When I read John Parry's column, I had hoped for some new perspective on the Iraq crisis but, alas, Mr Parry is content to parrot whatever line he is fed by the Government's spin doctors.

I looked in vain for some acknowledgement of the crucial role played by the UK and the US in installing and sustaining Saddam Hussein over the years. Again, no - the crusading Mr Parry was to disappoint me once more.

There is no dispute that Saddam Hussein is a murderous tyrant but what makes him different from all the murderous tyrants the US has supported over the years in Latin America, Africa and Asia?

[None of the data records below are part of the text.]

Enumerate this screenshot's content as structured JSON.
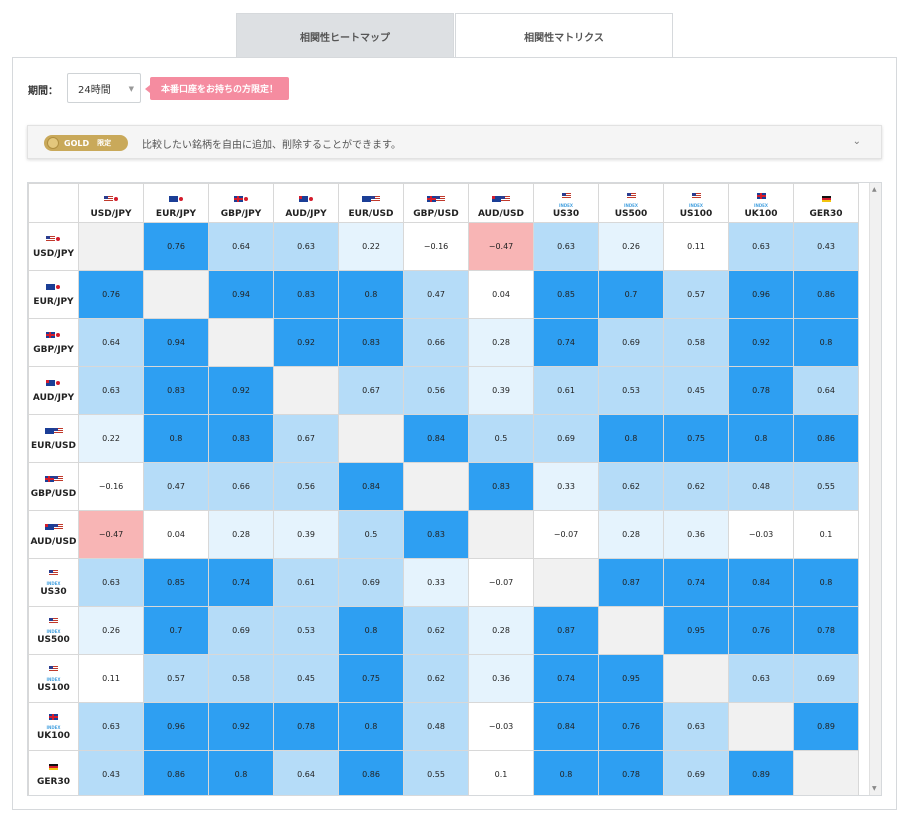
{
  "tabs": [
    {
      "label": "相関性ヒートマップ",
      "active": false
    },
    {
      "label": "相関性マトリクス",
      "active": true
    }
  ],
  "period": {
    "label": "期間：",
    "value": "24時間"
  },
  "promo": {
    "text": "本番口座をお持ちの方限定！"
  },
  "gold": {
    "badge": "GOLD",
    "tag": "限定",
    "text": "比較したい銘柄を自由に追加、削除することができます。"
  },
  "colors": {
    "strong": "#2e9ff2",
    "medium": "#b5dcf8",
    "light": "#e5f3fd",
    "negative": "#f8b5b5",
    "diagonal": "#f1f1f1"
  },
  "symbols": [
    {
      "name": "USD/JPY",
      "flags": [
        "us",
        "jp"
      ]
    },
    {
      "name": "EUR/JPY",
      "flags": [
        "eu",
        "jp"
      ]
    },
    {
      "name": "GBP/JPY",
      "flags": [
        "gb",
        "jp"
      ]
    },
    {
      "name": "AUD/JPY",
      "flags": [
        "au",
        "jp"
      ]
    },
    {
      "name": "EUR/USD",
      "flags": [
        "eu",
        "us"
      ]
    },
    {
      "name": "GBP/USD",
      "flags": [
        "gb",
        "us"
      ]
    },
    {
      "name": "AUD/USD",
      "flags": [
        "au",
        "us"
      ]
    },
    {
      "name": "US30",
      "flags": [
        "us"
      ],
      "index": true
    },
    {
      "name": "US500",
      "flags": [
        "us"
      ],
      "index": true
    },
    {
      "name": "US100",
      "flags": [
        "us"
      ],
      "index": true
    },
    {
      "name": "UK100",
      "flags": [
        "gb"
      ],
      "index": true
    },
    {
      "name": "GER30",
      "flags": [
        "de"
      ]
    }
  ],
  "index_tag": "INDEX",
  "matrix": [
    [
      null,
      "0.76",
      "0.64",
      "0.63",
      "0.22",
      "−0.16",
      "−0.47",
      "0.63",
      "0.26",
      "0.11",
      "0.63",
      "0.43"
    ],
    [
      "0.76",
      null,
      "0.94",
      "0.83",
      "0.8",
      "0.47",
      "0.04",
      "0.85",
      "0.7",
      "0.57",
      "0.96",
      "0.86"
    ],
    [
      "0.64",
      "0.94",
      null,
      "0.92",
      "0.83",
      "0.66",
      "0.28",
      "0.74",
      "0.69",
      "0.58",
      "0.92",
      "0.8"
    ],
    [
      "0.63",
      "0.83",
      "0.92",
      null,
      "0.67",
      "0.56",
      "0.39",
      "0.61",
      "0.53",
      "0.45",
      "0.78",
      "0.64"
    ],
    [
      "0.22",
      "0.8",
      "0.83",
      "0.67",
      null,
      "0.84",
      "0.5",
      "0.69",
      "0.8",
      "0.75",
      "0.8",
      "0.86"
    ],
    [
      "−0.16",
      "0.47",
      "0.66",
      "0.56",
      "0.84",
      null,
      "0.83",
      "0.33",
      "0.62",
      "0.62",
      "0.48",
      "0.55"
    ],
    [
      "−0.47",
      "0.04",
      "0.28",
      "0.39",
      "0.5",
      "0.83",
      null,
      "−0.07",
      "0.28",
      "0.36",
      "−0.03",
      "0.1"
    ],
    [
      "0.63",
      "0.85",
      "0.74",
      "0.61",
      "0.69",
      "0.33",
      "−0.07",
      null,
      "0.87",
      "0.74",
      "0.84",
      "0.8"
    ],
    [
      "0.26",
      "0.7",
      "0.69",
      "0.53",
      "0.8",
      "0.62",
      "0.28",
      "0.87",
      null,
      "0.95",
      "0.76",
      "0.78"
    ],
    [
      "0.11",
      "0.57",
      "0.58",
      "0.45",
      "0.75",
      "0.62",
      "0.36",
      "0.74",
      "0.95",
      null,
      "0.63",
      "0.69"
    ],
    [
      "0.63",
      "0.96",
      "0.92",
      "0.78",
      "0.8",
      "0.48",
      "−0.03",
      "0.84",
      "0.76",
      "0.63",
      null,
      "0.89"
    ],
    [
      "0.43",
      "0.86",
      "0.8",
      "0.64",
      "0.86",
      "0.55",
      "0.1",
      "0.8",
      "0.78",
      "0.69",
      "0.89",
      null
    ]
  ],
  "levels": [
    [
      null,
      "s",
      "m",
      "m",
      "l",
      "w",
      "n",
      "m",
      "l",
      "w",
      "m",
      "m"
    ],
    [
      "s",
      null,
      "s",
      "s",
      "s",
      "m",
      "w",
      "s",
      "s",
      "m",
      "s",
      "s"
    ],
    [
      "m",
      "s",
      null,
      "s",
      "s",
      "m",
      "l",
      "s",
      "m",
      "m",
      "s",
      "s"
    ],
    [
      "m",
      "s",
      "s",
      null,
      "m",
      "m",
      "l",
      "m",
      "m",
      "m",
      "s",
      "m"
    ],
    [
      "l",
      "s",
      "s",
      "m",
      null,
      "s",
      "m",
      "m",
      "s",
      "s",
      "s",
      "s"
    ],
    [
      "w",
      "m",
      "m",
      "m",
      "s",
      null,
      "s",
      "l",
      "m",
      "m",
      "m",
      "m"
    ],
    [
      "n",
      "w",
      "l",
      "l",
      "m",
      "s",
      null,
      "w",
      "l",
      "l",
      "w",
      "w"
    ],
    [
      "m",
      "s",
      "s",
      "m",
      "m",
      "l",
      "w",
      null,
      "s",
      "s",
      "s",
      "s"
    ],
    [
      "l",
      "s",
      "m",
      "m",
      "s",
      "m",
      "l",
      "s",
      null,
      "s",
      "s",
      "s"
    ],
    [
      "w",
      "m",
      "m",
      "m",
      "s",
      "m",
      "l",
      "s",
      "s",
      null,
      "m",
      "m"
    ],
    [
      "m",
      "s",
      "s",
      "s",
      "s",
      "m",
      "w",
      "s",
      "s",
      "m",
      null,
      "s"
    ],
    [
      "m",
      "s",
      "s",
      "m",
      "s",
      "m",
      "w",
      "s",
      "s",
      "m",
      "s",
      null
    ]
  ]
}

How different is he from the man he was when the US installed him as Iraqi leader, after helping him depose his democratically elected predecessor who had the temerity to nationalise his country's oil resources so he could put them to work for the good of his people - something American big business could never allow?

In Iran, the US preferred the authoritarian Shah and helped him depose another progressive democrat, again to secure oil profits.

When these two countries went to war in the Eighties, US corporations enjoyed another bonanza by selling arms to both sides.

Mr Parry expresses shock that Saddam used poison gas as a weapon in that war but presumably this is what the UK and US assumed he would do when they sold him the ingredients in the first place.

The majority of people recognise that a war on Iraq will simply increase the suffering of the Iraqi people and risk a huge escalation of conflict in the Middle East.

They are rightly sceptical of George Bush's motives in trying to lead us by the nose into such a conflict.

What a pity Mr Parry's own journalistic scepticism has deserted him at such a crucial time.